US 11,928,584 B2
Distributed hyperparameter tuning and load balancing for mathematical models
Bradford William Powley, Palo Alto, CA (US); Noah Burbank, Palo Alto, CA (US); and Rowan Cassius, San Francisco, CA (US)
Assigned to Salesforce, Inc., San Francisco, CA (US)
Filed by salesforce.com, inc., San Francisco, CA (US)
Filed on Jan. 31, 2020, as Appl. No. 16/778,587.
Prior Publication US 2021/0241164 A1, Aug. 5, 2021
Int. Cl. G06N 3/08 (2023.01); H04L 67/1001 (2022.01)

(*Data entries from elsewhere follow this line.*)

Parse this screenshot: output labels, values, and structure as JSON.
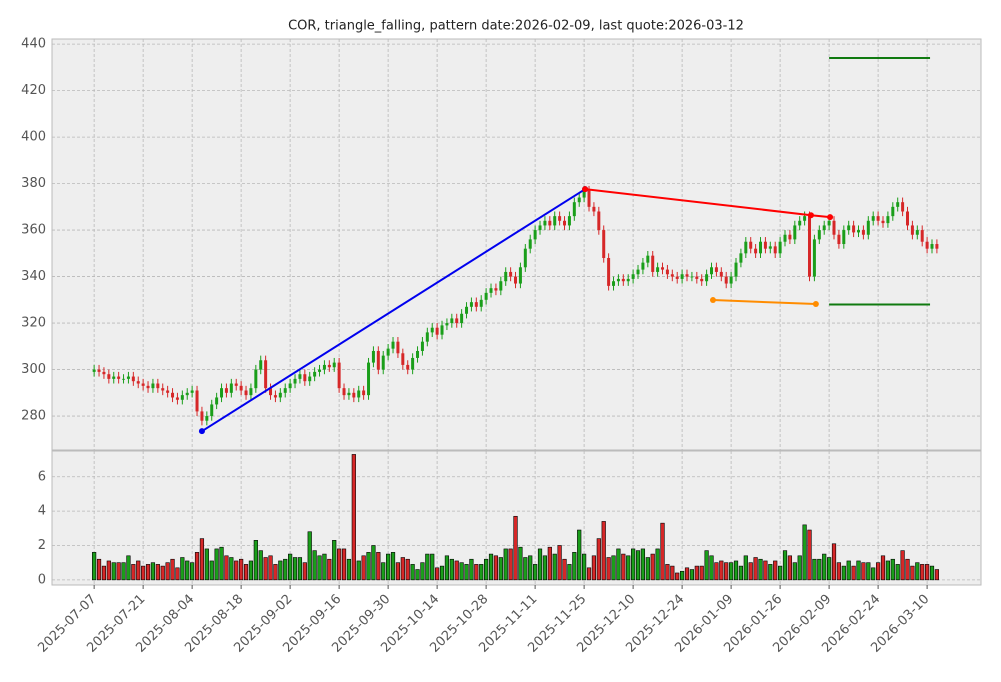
{
  "chart_data": {
    "type": "candlestick",
    "title": "COR, triangle_falling, pattern date:2026-02-09, last quote:2026-03-12",
    "up_color": "#1a9e1a",
    "down_color": "#d62728",
    "grid": true,
    "xlim": [
      -8.6,
      181
    ],
    "xticks": [
      {
        "value": 0,
        "label": "2025-07-07"
      },
      {
        "value": 10,
        "label": "2025-07-21"
      },
      {
        "value": 20,
        "label": "2025-08-04"
      },
      {
        "value": 30,
        "label": "2025-08-18"
      },
      {
        "value": 40,
        "label": "2025-09-02"
      },
      {
        "value": 50,
        "label": "2025-09-16"
      },
      {
        "value": 60,
        "label": "2025-09-30"
      },
      {
        "value": 70,
        "label": "2025-10-14"
      },
      {
        "value": 80,
        "label": "2025-10-28"
      },
      {
        "value": 90,
        "label": "2025-11-11"
      },
      {
        "value": 100,
        "label": "2025-11-25"
      },
      {
        "value": 110,
        "label": "2025-12-10"
      },
      {
        "value": 120,
        "label": "2025-12-24"
      },
      {
        "value": 130,
        "label": "2026-01-09"
      },
      {
        "value": 140,
        "label": "2026-01-26"
      },
      {
        "value": 150,
        "label": "2026-02-09"
      },
      {
        "value": 160,
        "label": "2026-02-24"
      },
      {
        "value": 170,
        "label": "2026-03-10"
      }
    ],
    "ylim": [
      265.4,
      442.2
    ],
    "yticks": [
      280,
      300,
      320,
      340,
      360,
      380,
      400,
      420,
      440
    ],
    "open": [
      299,
      300,
      299,
      298,
      296,
      297,
      296,
      296,
      297,
      295,
      294,
      293,
      292,
      294,
      292,
      291,
      290,
      288,
      287,
      289,
      290,
      291,
      282,
      278,
      280,
      285,
      288,
      292,
      290,
      294,
      293,
      291,
      289,
      292,
      300,
      304,
      292,
      289,
      288,
      290,
      292,
      294,
      296,
      298,
      295,
      297,
      299,
      300,
      302,
      301,
      303,
      292,
      289,
      290,
      288,
      291,
      289,
      303,
      308,
      300,
      306,
      309,
      312,
      307,
      302,
      300,
      305,
      308,
      312,
      316,
      318,
      315,
      319,
      320,
      322,
      320,
      324,
      327,
      329,
      327,
      330,
      333,
      335,
      334,
      338,
      342,
      340,
      337,
      344,
      352,
      356,
      360,
      362,
      364,
      362,
      366,
      364,
      362,
      366,
      372,
      374,
      377,
      370,
      368,
      360,
      348,
      336,
      338,
      339,
      338,
      339,
      341,
      343,
      346,
      349,
      342,
      344,
      343,
      341,
      340,
      339,
      341,
      340,
      340,
      339,
      338,
      341,
      344,
      342,
      340,
      337,
      340,
      346,
      350,
      355,
      352,
      350,
      355,
      352,
      353,
      350,
      355,
      358,
      356,
      362,
      364,
      366,
      340,
      356,
      360,
      362,
      364,
      358,
      354,
      360,
      362,
      359,
      360,
      358,
      364,
      366,
      364,
      363,
      366,
      370,
      372,
      368,
      362,
      358,
      360,
      355,
      352,
      354
    ],
    "high": [
      302,
      302,
      301,
      300,
      299,
      299,
      298,
      299,
      299,
      297,
      296,
      295,
      296,
      296,
      294,
      293,
      292,
      290,
      291,
      292,
      293,
      293,
      284,
      282,
      287,
      290,
      294,
      294,
      296,
      296,
      295,
      293,
      294,
      302,
      306,
      306,
      294,
      291,
      292,
      294,
      296,
      298,
      300,
      300,
      299,
      301,
      302,
      304,
      304,
      305,
      305,
      294,
      292,
      292,
      293,
      293,
      305,
      310,
      310,
      308,
      311,
      314,
      314,
      309,
      304,
      307,
      310,
      314,
      318,
      320,
      320,
      321,
      322,
      324,
      324,
      326,
      329,
      331,
      331,
      332,
      335,
      337,
      337,
      340,
      344,
      344,
      342,
      346,
      354,
      358,
      362,
      364,
      366,
      366,
      368,
      368,
      366,
      368,
      374,
      376,
      379,
      379,
      372,
      370,
      362,
      350,
      340,
      341,
      341,
      341,
      343,
      345,
      348,
      351,
      351,
      346,
      346,
      345,
      343,
      342,
      343,
      343,
      342,
      342,
      341,
      343,
      346,
      346,
      344,
      342,
      342,
      348,
      352,
      357,
      357,
      354,
      357,
      357,
      355,
      355,
      357,
      360,
      360,
      364,
      366,
      368,
      368,
      358,
      362,
      364,
      366,
      366,
      360,
      362,
      364,
      364,
      362,
      362,
      366,
      368,
      368,
      366,
      368,
      372,
      374,
      374,
      370,
      364,
      362,
      362,
      357,
      356,
      356
    ],
    "low": [
      297,
      297,
      296,
      294,
      294,
      294,
      294,
      294,
      293,
      292,
      291,
      290,
      290,
      290,
      289,
      288,
      286,
      285,
      285,
      287,
      288,
      280,
      276,
      276,
      278,
      283,
      286,
      288,
      288,
      291,
      289,
      287,
      287,
      290,
      298,
      290,
      287,
      286,
      286,
      288,
      290,
      292,
      294,
      293,
      293,
      295,
      297,
      298,
      299,
      299,
      290,
      287,
      287,
      286,
      286,
      287,
      287,
      301,
      298,
      298,
      304,
      307,
      305,
      300,
      298,
      298,
      303,
      306,
      310,
      314,
      313,
      313,
      317,
      318,
      318,
      318,
      322,
      325,
      325,
      325,
      328,
      331,
      332,
      332,
      336,
      338,
      335,
      335,
      342,
      350,
      354,
      358,
      360,
      360,
      360,
      362,
      360,
      360,
      364,
      370,
      372,
      368,
      366,
      358,
      346,
      334,
      334,
      336,
      336,
      336,
      337,
      339,
      341,
      344,
      340,
      340,
      341,
      339,
      338,
      337,
      337,
      338,
      338,
      337,
      336,
      336,
      339,
      340,
      338,
      335,
      335,
      338,
      344,
      348,
      350,
      348,
      348,
      350,
      350,
      348,
      348,
      353,
      354,
      354,
      360,
      362,
      338,
      338,
      354,
      358,
      360,
      356,
      352,
      352,
      358,
      357,
      357,
      356,
      356,
      362,
      362,
      361,
      361,
      364,
      368,
      366,
      360,
      356,
      356,
      353,
      350,
      350,
      350
    ],
    "close": [
      300,
      299,
      298,
      296,
      297,
      296,
      296,
      297,
      295,
      294,
      293,
      292,
      294,
      292,
      291,
      290,
      288,
      287,
      289,
      290,
      291,
      282,
      278,
      280,
      285,
      288,
      292,
      290,
      294,
      293,
      291,
      289,
      292,
      300,
      304,
      292,
      289,
      288,
      290,
      292,
      294,
      296,
      298,
      295,
      297,
      299,
      300,
      302,
      301,
      303,
      292,
      289,
      290,
      288,
      291,
      289,
      303,
      308,
      300,
      306,
      309,
      312,
      307,
      302,
      300,
      305,
      308,
      312,
      316,
      318,
      315,
      319,
      320,
      322,
      320,
      324,
      327,
      329,
      327,
      330,
      333,
      335,
      334,
      338,
      342,
      340,
      337,
      344,
      352,
      356,
      360,
      362,
      364,
      362,
      366,
      364,
      362,
      366,
      372,
      374,
      377,
      370,
      368,
      360,
      348,
      336,
      338,
      339,
      338,
      339,
      341,
      343,
      346,
      349,
      342,
      344,
      343,
      341,
      340,
      339,
      341,
      340,
      340,
      339,
      338,
      341,
      344,
      342,
      340,
      337,
      340,
      346,
      350,
      355,
      352,
      350,
      355,
      352,
      353,
      350,
      355,
      358,
      356,
      362,
      364,
      366,
      340,
      356,
      360,
      362,
      364,
      358,
      354,
      360,
      362,
      359,
      360,
      358,
      364,
      366,
      364,
      363,
      366,
      370,
      372,
      368,
      362,
      358,
      360,
      355,
      352,
      354,
      352
    ],
    "volume": {
      "ylim": [
        -0.3,
        7.5
      ],
      "yticks": [
        0,
        2,
        4,
        6
      ],
      "values": [
        1.6,
        1.2,
        0.8,
        1.1,
        1.0,
        1.0,
        1.0,
        1.4,
        0.9,
        1.1,
        0.8,
        0.9,
        1.0,
        0.9,
        0.8,
        1.0,
        1.2,
        0.7,
        1.3,
        1.1,
        1.0,
        1.6,
        2.4,
        1.8,
        1.1,
        1.8,
        1.9,
        1.4,
        1.3,
        1.1,
        1.2,
        0.9,
        1.1,
        2.3,
        1.7,
        1.3,
        1.4,
        0.9,
        1.1,
        1.2,
        1.5,
        1.3,
        1.3,
        1.0,
        2.8,
        1.7,
        1.4,
        1.5,
        1.2,
        2.3,
        1.8,
        1.8,
        1.2,
        7.3,
        1.1,
        1.4,
        1.6,
        2.0,
        1.6,
        1.0,
        1.5,
        1.6,
        1.0,
        1.3,
        1.2,
        0.9,
        0.6,
        1.0,
        1.5,
        1.5,
        0.7,
        0.8,
        1.4,
        1.2,
        1.1,
        1.0,
        0.9,
        1.2,
        0.9,
        0.9,
        1.2,
        1.5,
        1.4,
        1.3,
        1.8,
        1.8,
        3.7,
        1.9,
        1.3,
        1.4,
        0.9,
        1.8,
        1.4,
        1.9,
        1.5,
        2.0,
        1.2,
        0.9,
        1.6,
        2.9,
        1.5,
        0.7,
        1.4,
        2.4,
        3.4,
        1.3,
        1.4,
        1.8,
        1.5,
        1.4,
        1.8,
        1.7,
        1.8,
        1.3,
        1.5,
        1.8,
        3.3,
        0.9,
        0.8,
        0.4,
        0.5,
        0.7,
        0.6,
        0.8,
        0.8,
        1.7,
        1.4,
        1.0,
        1.1,
        1.0,
        1.0,
        1.1,
        0.8,
        1.4,
        1.0,
        1.3,
        1.2,
        1.1,
        0.9,
        1.1,
        0.8,
        1.7,
        1.4,
        1.0,
        1.4,
        3.2,
        2.9,
        1.2,
        1.2,
        1.5,
        1.3,
        2.1,
        1.0,
        0.8,
        1.1,
        0.8,
        1.1,
        1.0,
        1.0,
        0.7,
        1.0,
        1.4,
        1.1,
        1.2,
        0.9,
        1.7,
        1.2,
        0.8,
        1.0,
        0.9,
        0.9,
        0.8,
        0.6
      ]
    },
    "lines": [
      {
        "color": "#0000ee",
        "markers": true,
        "x": [
          22,
          100.2
        ],
        "y": [
          273.5,
          377.6
        ]
      },
      {
        "color": "#ff0000",
        "markers": true,
        "x": [
          100.2,
          146.3,
          150.2
        ],
        "y": [
          377.6,
          366.4,
          365.6
        ]
      },
      {
        "color": "#ff8c00",
        "markers": true,
        "x": [
          126.3,
          147.3
        ],
        "y": [
          329.9,
          328.2
        ]
      },
      {
        "color": "#107a10",
        "markers": false,
        "x": [
          150,
          170.6
        ],
        "y": [
          434,
          434
        ]
      },
      {
        "color": "#107a10",
        "markers": false,
        "x": [
          150,
          170.6
        ],
        "y": [
          328,
          328
        ]
      }
    ]
  }
}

CPC G06N 3/08 (2013.01) [H04L 67/1001 (2022.05)] 20 Claims
OG exemplary drawing
 
1. A method for training a mathematical model associated with a plurality of hyperparameter values via a serial process, comprising:
generating a first plurality of combinations of hyperparameter values from the plurality of hyperparameter values associated with training the mathematical model;
identifying a subset of combinations of hyperparameter values from the first plurality of combinations of hyperparameter values, wherein one or more combinations of hyperparameter values of the subset of combinations of hyperparameter values are associated with a computational runtime that exceeds a first threshold that is a computational runtime threshold associated with a computational runtime value;
distributing combinations of hyperparameter values from the subset of combinations of hyperparameter values to be executed on a plurality of machines such that each machine of the plurality of machines is assigned a number combinations of hyperparameter values from of the subset of combinations of hyperparameter values that is less than a second threshold, wherein the second threshold is a threshold number of combinations of hyperparameter values from the subset of combinations of hyperparameter values;
testing each of the first plurality of combinations of hyperparameter values against the mathematical model using the plurality of machines in a parallel processing operation to generate a first plurality of validation error values, one or more validation error values of the first plurality of validation error values corresponding to the testing of one or more combinations of hyperparameter values of the first plurality of combinations of hyperparameter values against the mathematical model, wherein the parallel processing operation is operated in accordance with the distributed combinations of hyperparameter values from the subset of combinations of hyperparameter values, and wherein the testing of the first plurality of combinations of hyperparameter values against the mathematical model is a first part of the serial process; and
testing a second plurality of combinations of hyperparameter values against the mathematical model using an objective function, an input of the objective function being based at least in part on the first plurality of validation error values and the objective function generating a result value including combinations of hyperparameter values for training the mathematical model based at least in part on the input of the objective function, wherein the testing of the second plurality of combinations of hyperparameter values against the mathematical model is a second part of the serial process and is based at least in part on the first part of the serial process, wherein the result value is a result of the serial process such that the combinations of hyperparameter values included in the result value are associated with validation error values that are less than a validation error value threshold, and wherein the result value is generated is based at least in part on the combinations of hyperparameter values from the subset of combinations of hyperparameter values being distributed on the plurality of machines.